Suatu malam yang dingin, di sebuah warung kopi tua di pinggir terminal yang ramai dengan hiruk pikuk bus dan pejalan kaki, aku duduk seorang diri, menyesap kopi pahit yang terasa senada dengan hatiku. Seorang bapak tua penjual koran dengan wajah keriput namun mata yang teduh menghampiriku.
"Kenapa kamu keliatan kosong seperti gelas yang belum terisi, Nak?" tanya si bapak sambil menyeduh kopi hitam pekat di cangkir yang usang.
"Aku sedang mencari jati diriku, Pak. siapa aku, Dan apa tujuan hidupku." jawabku pelan, suaraku hampir tenggelam dalam kebisingan terminal.
Bapak itu tertawa kecil, sebuah tawa renyah yang menenangkan. "Nak, kita ini bukan buku yang hilang bab-nya. Kita ini seperti kopi. Baru terasa nikmatnya setelah diseduh dengan air panas. Kadang pahit seperti kenangan yang menyakitkan, kadang hangat seperti pelukan keluarga. Tapi semua rasa itu, pahit maupun manis, adalah bagian utuh dari diri kita."
Malam itu, kata-kata sederhana itu meresap ke dalam hatiku lebih dalam dari nasihat-nasihat bijak yang pernah ku dengar. Analogi tentang kopi itu membuka sudut pandang baru bagiku. Mungkin, mencari jati diri bukanlah tentang menemukan sesuatu yang hilang, tapi tentang menerima diri kita apa adanya..
Beberapa bulan kemudian, setelah merasakan asam garam kehidupan jalanan dan merenungkan setiap pertemuan dan pengalaman, aku memutuskan untuk kembali. Bukan karena aku menyerah atau gagal menemukan jawaban yang ku cari, melainkan karena dalam perjalananku, aku telah menemukan sesuatu yang jauh lebih berharga: pemahaman tentang proses pencarian itu sendiri. Aku kembali bukan sebagai sosok yang sempurna tanpa luka, tapi sebagai seorang pemuda yang berani mengakui kerapuhan diriku dan belajar dari setiap langkah yang telah ku ambil.

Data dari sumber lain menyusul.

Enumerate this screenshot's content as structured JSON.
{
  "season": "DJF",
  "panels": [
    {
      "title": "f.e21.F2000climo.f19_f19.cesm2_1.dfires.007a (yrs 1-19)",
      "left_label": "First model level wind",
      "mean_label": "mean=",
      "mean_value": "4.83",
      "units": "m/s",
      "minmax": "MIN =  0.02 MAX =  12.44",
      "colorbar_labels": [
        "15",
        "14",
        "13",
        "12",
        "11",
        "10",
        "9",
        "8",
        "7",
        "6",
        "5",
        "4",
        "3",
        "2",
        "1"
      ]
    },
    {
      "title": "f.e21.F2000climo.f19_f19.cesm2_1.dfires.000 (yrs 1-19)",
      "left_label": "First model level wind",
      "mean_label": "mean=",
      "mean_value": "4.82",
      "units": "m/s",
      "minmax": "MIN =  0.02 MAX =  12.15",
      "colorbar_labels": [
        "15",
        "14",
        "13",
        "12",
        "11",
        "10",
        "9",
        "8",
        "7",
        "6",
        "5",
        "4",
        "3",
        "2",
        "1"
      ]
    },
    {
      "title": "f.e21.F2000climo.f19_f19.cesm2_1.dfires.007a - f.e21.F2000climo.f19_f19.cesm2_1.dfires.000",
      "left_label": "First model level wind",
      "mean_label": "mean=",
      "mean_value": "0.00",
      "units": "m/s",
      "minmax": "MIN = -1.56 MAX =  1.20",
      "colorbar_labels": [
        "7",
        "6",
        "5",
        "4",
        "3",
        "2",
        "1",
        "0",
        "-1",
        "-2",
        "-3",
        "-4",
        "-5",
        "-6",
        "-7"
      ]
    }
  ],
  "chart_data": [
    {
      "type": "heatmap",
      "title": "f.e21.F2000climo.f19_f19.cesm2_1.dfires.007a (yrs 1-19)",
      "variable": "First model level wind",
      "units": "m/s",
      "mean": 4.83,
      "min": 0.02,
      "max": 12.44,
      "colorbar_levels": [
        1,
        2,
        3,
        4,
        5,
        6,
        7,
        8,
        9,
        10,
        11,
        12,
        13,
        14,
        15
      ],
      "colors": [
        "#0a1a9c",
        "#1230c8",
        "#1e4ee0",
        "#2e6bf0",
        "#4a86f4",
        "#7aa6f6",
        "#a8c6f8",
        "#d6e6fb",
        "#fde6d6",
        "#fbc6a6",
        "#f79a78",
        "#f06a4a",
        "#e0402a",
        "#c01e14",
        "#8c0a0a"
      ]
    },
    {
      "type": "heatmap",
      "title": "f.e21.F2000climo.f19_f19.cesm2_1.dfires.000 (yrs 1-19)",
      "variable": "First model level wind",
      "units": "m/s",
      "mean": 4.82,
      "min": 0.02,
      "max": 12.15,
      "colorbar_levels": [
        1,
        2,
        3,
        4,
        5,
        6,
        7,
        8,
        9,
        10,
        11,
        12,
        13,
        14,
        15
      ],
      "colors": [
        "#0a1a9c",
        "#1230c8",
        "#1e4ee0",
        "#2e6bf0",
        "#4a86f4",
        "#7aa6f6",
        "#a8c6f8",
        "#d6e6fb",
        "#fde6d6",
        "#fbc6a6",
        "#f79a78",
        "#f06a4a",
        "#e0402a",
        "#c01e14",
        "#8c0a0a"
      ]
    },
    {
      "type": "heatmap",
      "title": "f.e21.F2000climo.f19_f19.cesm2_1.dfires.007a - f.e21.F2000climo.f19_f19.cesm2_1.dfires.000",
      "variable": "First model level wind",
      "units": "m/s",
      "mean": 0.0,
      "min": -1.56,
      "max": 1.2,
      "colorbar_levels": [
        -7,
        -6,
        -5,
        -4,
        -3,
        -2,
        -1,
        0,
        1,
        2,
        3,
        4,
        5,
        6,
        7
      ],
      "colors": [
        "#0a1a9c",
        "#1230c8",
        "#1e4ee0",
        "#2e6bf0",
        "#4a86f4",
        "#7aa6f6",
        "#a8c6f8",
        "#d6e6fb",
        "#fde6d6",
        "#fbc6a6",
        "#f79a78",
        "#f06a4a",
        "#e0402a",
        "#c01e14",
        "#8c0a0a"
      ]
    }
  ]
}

Di depan pintu rumahku, ibuku berdiri dengan mata sembab namun penuh kelegaan. Tangis haru pecah saat kami berpelukan erat, rindu yang selama ini tertahan akhirnya menemukan jalannya.
"Apa kamu sudah menemukan jawaban yang kamu cari, Nak?" tanya ibuku dengan suara bergetar.
Aku tersenyum, memandangi langit pagi yang kini terasa lebih cerah dan hangat dari yang ku ingat. "Aku belum sepenuhnya tahu jawaban atas semua pertanyaanku, Bu. Tapi sekarang, aku lebih mengerti siapa diriku yang sebenarnya... dan aku ingin melangkah maju, bukan lagi karena ketakutan akan ekspektasi orang lain, tapi karena keinginan yang tulus untuk terus tumbuh dan menjadi pribadi yang lebih baik".